Você optou pelo design por questões financeiras, mas agora volta à música. O que te fez retomar esse caminho?

Foi inevitável. A música sempre esteve ali, espreitando entre projetos de design. Em algum momento, percebi que precisava parar tudo e me escutar de verdade. “Rosas Amarelas” foi esse retorno visceral, sem filtro e necessário.


Como foi a experiência de interromper seu trabalho como designer por três meses para se dedicar exclusivamente ao álbum?

Foi intenso. Mergulhei sem colete. Acordava com melodias, dormia com letras inacabadas. Parecia uma imersão num mundo paralelo onde tudo que existia eram minhas emoções em forma de música. Mas senti que fazer música, escrever e produzir também é design.


O que te levou a gravar em Belo Horizonte, em vez de São Paulo, onde mora atualmente?

Belo Horizonte é minha origem. Gravei lá por afeto, por memória, por reencontro. Foi como retornar a um lugar que ainda guarda minhas primeiras notas e transformá-lo num palco para algo novo.


Você organizou o álbum como se fosse um vinil duplo, apesar do lançamento digital. Qual a importância desse formato para você?

É uma homenagem à forma de ouvir música com calma, com atenção. O vinil exige pausa, lado A, lado B. Eu queria que o ouvinte tivesse essa sensação de virar uma página emocional a cada capítulo.


A estética visual do álbum foi criada com Inteligência Artificial. Como surgiu essa ideia?

Foi um experimento estético e afetivo. Usei um ensaio feito em estúdio e transformei com IA em centenas, talvez milhares de variações. Era como ver versões de mim mesmo que nunca existiram mas que expressam o que senti.


Como foi o processo de transformar um único look original em diversas variações digitais?

Partiu de um desejo de expandir visualmente o conceito do disco. Cada variação é um universo às vezes realista, às vezes onírico. Essa multiplicação de imagens reflete também a multiplicidade de emoções nas faixas.


Existe uma relação entre a estranheza das imagens criadas por IA e a sua forma de compor?

Total. Gosto de explorar o desconforto, o estranho, o quase. Assim como a IA gera imagens imperfeitas e fascinantes, minhas letras caminham entre o literal e o simbólico. Gosto do que desestabiliza.


Você tem um olhar metódico e ao mesmo tempo caótico sobre sua arte. Como isso impacta sua forma de trabalhar?

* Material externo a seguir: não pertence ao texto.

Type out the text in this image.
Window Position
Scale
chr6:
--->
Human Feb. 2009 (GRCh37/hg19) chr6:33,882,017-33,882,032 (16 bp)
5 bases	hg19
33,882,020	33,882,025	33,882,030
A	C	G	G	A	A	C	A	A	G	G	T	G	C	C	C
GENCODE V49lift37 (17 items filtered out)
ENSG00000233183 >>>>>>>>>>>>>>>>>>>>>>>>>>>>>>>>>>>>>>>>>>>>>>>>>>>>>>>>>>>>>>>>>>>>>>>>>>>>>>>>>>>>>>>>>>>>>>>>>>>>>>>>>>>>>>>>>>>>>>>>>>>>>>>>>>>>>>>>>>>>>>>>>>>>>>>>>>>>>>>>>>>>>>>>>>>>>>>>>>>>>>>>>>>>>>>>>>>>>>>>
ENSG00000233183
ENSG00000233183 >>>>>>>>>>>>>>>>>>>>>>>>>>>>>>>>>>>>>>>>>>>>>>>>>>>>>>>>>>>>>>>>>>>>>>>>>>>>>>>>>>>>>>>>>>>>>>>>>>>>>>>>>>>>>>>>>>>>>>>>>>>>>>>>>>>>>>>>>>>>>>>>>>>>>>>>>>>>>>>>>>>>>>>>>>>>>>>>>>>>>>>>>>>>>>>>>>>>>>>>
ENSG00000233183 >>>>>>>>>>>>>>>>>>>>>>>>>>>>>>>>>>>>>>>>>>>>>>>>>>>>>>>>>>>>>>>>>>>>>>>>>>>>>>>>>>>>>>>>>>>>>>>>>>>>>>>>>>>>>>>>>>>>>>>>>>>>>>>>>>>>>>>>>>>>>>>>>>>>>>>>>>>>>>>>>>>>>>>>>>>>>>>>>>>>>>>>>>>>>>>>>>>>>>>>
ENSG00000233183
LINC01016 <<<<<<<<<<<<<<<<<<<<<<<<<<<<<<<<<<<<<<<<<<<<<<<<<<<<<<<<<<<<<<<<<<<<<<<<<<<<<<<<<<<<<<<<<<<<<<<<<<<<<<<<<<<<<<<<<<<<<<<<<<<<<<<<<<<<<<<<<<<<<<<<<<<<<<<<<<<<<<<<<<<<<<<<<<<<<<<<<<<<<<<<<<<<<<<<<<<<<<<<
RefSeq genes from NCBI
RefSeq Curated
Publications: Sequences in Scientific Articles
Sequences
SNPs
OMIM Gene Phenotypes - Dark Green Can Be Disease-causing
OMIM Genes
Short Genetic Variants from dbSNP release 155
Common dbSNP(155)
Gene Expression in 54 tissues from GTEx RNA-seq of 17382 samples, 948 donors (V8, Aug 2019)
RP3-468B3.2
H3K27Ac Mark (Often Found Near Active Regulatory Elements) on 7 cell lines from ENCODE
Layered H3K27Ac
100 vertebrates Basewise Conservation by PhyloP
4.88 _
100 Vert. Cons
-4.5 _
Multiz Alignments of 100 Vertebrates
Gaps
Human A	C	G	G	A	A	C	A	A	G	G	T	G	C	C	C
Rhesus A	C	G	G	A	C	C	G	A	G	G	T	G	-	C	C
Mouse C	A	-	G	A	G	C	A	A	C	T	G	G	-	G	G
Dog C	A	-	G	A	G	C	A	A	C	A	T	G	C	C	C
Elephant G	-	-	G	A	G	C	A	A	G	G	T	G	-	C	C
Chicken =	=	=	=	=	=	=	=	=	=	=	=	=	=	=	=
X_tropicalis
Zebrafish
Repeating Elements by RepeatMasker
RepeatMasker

Eu organizo o caos. Ou talvez seja o contrário. Minhas composições nascem da bagunça emocional, mas são construídas com disciplina. É como arrumar a casa inteira só pra uma visita que talvez nem venha.


Com o álbum já disponível, qual tem sido a recepção do público até agora?

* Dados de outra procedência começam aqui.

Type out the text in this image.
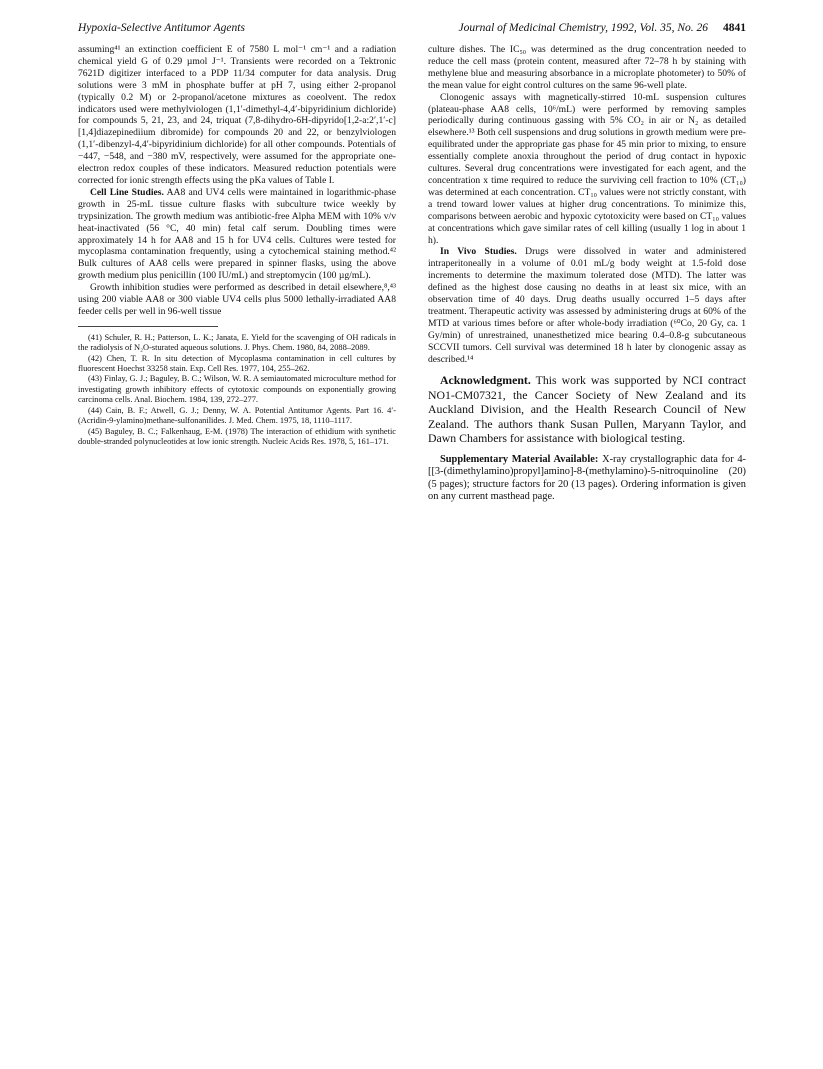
Hypoxia-Selective Antitumor Agents	Journal of Medicinal Chemistry, 1992, Vol. 35, No. 26 4841

assuming⁴¹ an extinction coefficient E of 7580 L mol⁻¹ cm⁻¹ and a radiation chemical yield G of 0.29 µmol J⁻¹. Transients were recorded on a Tektronic 7621D digitizer interfaced to a PDP 11/34 computer for data analysis. Drug solutions were 3 mM in phosphate buffer at pH 7, using either 2-propanol (typically 0.2 M) or 2-propanol/acetone mixtures as coeolvent. The redox indicators used were methylviologen (1,1′-dimethyl-4,4′-bipyridinium dichloride) for compounds 5, 21, 23, and 24, triquat (7,8-dihydro-6H-dipyrido[1,2-a:2′,1′-c][1,4]diazepinediium dibromide) for compounds 20 and 22, or benzylviologen (1,1′-dibenzyl-4,4′-bipyridinium dichloride) for all other compounds. Potentials of −447, −548, and −380 mV, respectively, were assumed for the appropriate one-electron redox couples of these indicators. Measured reduction potentials were corrected for ionic strength effects using the pKa values of Table I.

Cell Line Studies. AA8 and UV4 cells were maintained in logarithmic-phase growth in 25-mL tissue culture flasks with subculture twice weekly by trypsinization. The growth medium was antibiotic-free Alpha MEM with 10% v/v heat-inactivated (56 °C, 40 min) fetal calf serum. Doubling times were approximately 14 h for AA8 and 15 h for UV4 cells. Cultures were tested for mycoplasma contamination frequently, using a cytochemical staining method.⁴² Bulk cultures of AA8 cells were prepared in spinner flasks, using the above growth medium plus penicillin (100 IU/mL) and streptomycin (100 µg/mL).

Growth inhibition studies were performed as described in detail elsewhere,⁸,⁴³ using 200 viable AA8 or 300 viable UV4 cells plus 5000 lethally-irradiated AA8 feeder cells per well in 96-well tissue

(41) Schuler, R. H.; Patterson, L. K.; Janata, E. Yield for the scavenging of OH radicals in the radiolysis of N₂O-sturated aqueous solutions. J. Phys. Chem. 1980, 84, 2088–2089.

(42) Chen, T. R. In situ detection of Mycoplasma contamination in cell cultures by fluorescent Hoechst 33258 stain. Exp. Cell Res. 1977, 104, 255–262.

(43) Finlay, G. J.; Baguley, B. C.; Wilson, W. R. A semiautomated microculture method for investigating growth inhibitory effects of cytotoxic compounds on exponentially growing carcinoma cells. Anal. Biochem. 1984, 139, 272–277.

(44) Cain, B. F.; Atwell, G. J.; Denny, W. A. Potential Antitumor Agents. Part 16. 4′-(Acridin-9-ylamino)methane-sulfonanilides. J. Med. Chem. 1975, 18, 1110–1117.

(45) Baguley, B. C.; Falkenhaug, E-M. (1978) The interaction of ethidium with synthetic double-stranded polynucleotides at low ionic strength. Nucleic Acids Res. 1978, 5, 161–171.

culture dishes. The IC₅₀ was determined as the drug concentration needed to reduce the cell mass (protein content, measured after 72–78 h by staining with methylene blue and measuring absorbance in a microplate photometer) to 50% of the mean value for eight control cultures on the same 96-well plate.

Clonogenic assays with magnetically-stirred 10-mL suspension cultures (plateau-phase AA8 cells, 10⁶/mL) were performed by removing samples periodically during continuous gassing with 5% CO₂ in air or N₂ as detailed elsewhere.¹³ Both cell suspensions and drug solutions in growth medium were pre-equilibrated under the appropriate gas phase for 45 min prior to mixing, to ensure essentially complete anoxia throughout the period of drug contact in hypoxic cultures. Several drug concentrations were investigated for each agent, and the concentration x time required to reduce the surviving cell fraction to 10% (CT₁₀) was determined at each concentration. CT₁₀ values were not strictly constant, with a trend toward lower values at higher drug concentrations. To minimize this, comparisons between aerobic and hypoxic cytotoxicity were based on CT₁₀ values at concentrations which gave similar rates of cell killing (usually 1 log in about 1 h).

In Vivo Studies. Drugs were dissolved in water and administered intraperitoneally in a volume of 0.01 mL/g body weight at 1.5-fold dose increments to determine the maximum tolerated dose (MTD). The latter was defined as the highest dose causing no deaths in at least six mice, with an observation time of 40 days. Drug deaths usually occurred 1–5 days after treatment. Therapeutic activity was assessed by administering drugs at 60% of the MTD at various times before or after whole-body irradiation (⁶⁰Co, 20 Gy, ca. 1 Gy/min) of unrestrained, unanesthetized mice bearing 0.4–0.8-g subcutaneous SCCVII tumors. Cell survival was determined 18 h later by clonogenic assay as described.¹⁴

Acknowledgment. This work was supported by NCI contract NO1-CM07321, the Cancer Society of New Zealand and its Auckland Division, and the Health Research Council of New Zealand. The authors thank Susan Pullen, Maryann Taylor, and Dawn Chambers for assistance with biological testing.

Supplementary Material Available: X-ray crystallographic data for 4-[[3-(dimethylamino)propyl]amino]-8-(methylamino)-5-nitroquinoline (20) (5 pages); structure factors for 20 (13 pages). Ordering information is given on any current masthead page.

Tem sido linda. Recebo mensagens de gente dizendo “essa música é sobre mim”. Isso me emociona, porque mostra que, ao expor minhas vulnerabilidades, acabei tocando em algo coletivo.


Você enfrentou um período de ansiedade com redes sociais. Como está lidando com isso agora?

Tenho tentado usar as redes com mais leveza. Postar quando faz sentido, não por obrigação. Minha prioridade é a conexão verdadeira, mesmo que digital. E cuidar da minha saúde mental tem sido a maior preocupação desde que comecei a fazer o disco.


Quais são seus próximos planos na música? Já pensa em novos projetos?

Sim! Já escrevi e estou escrevendo coisas novas, mas sem pressa. Gosto das continuidades e das conexões; inclusive já tenho os conceitos, títulos e canções dos próximos dois projetos, que provavelmente vão seguir o mesmo formato e estarão interligados com o Rosas Amarelas. O próximo, se pudesse, começaria a produzir já na semana que vem, mas quero que tudo aconteça de forma natural, assim como este álbum. Mas ainda é cedo para saber ao certo.


Se pudesse definir “Rosas Amarelas – Vol.1&2” em uma frase, qual seria?

Uma história de quase amor, baseada em fatos surreais.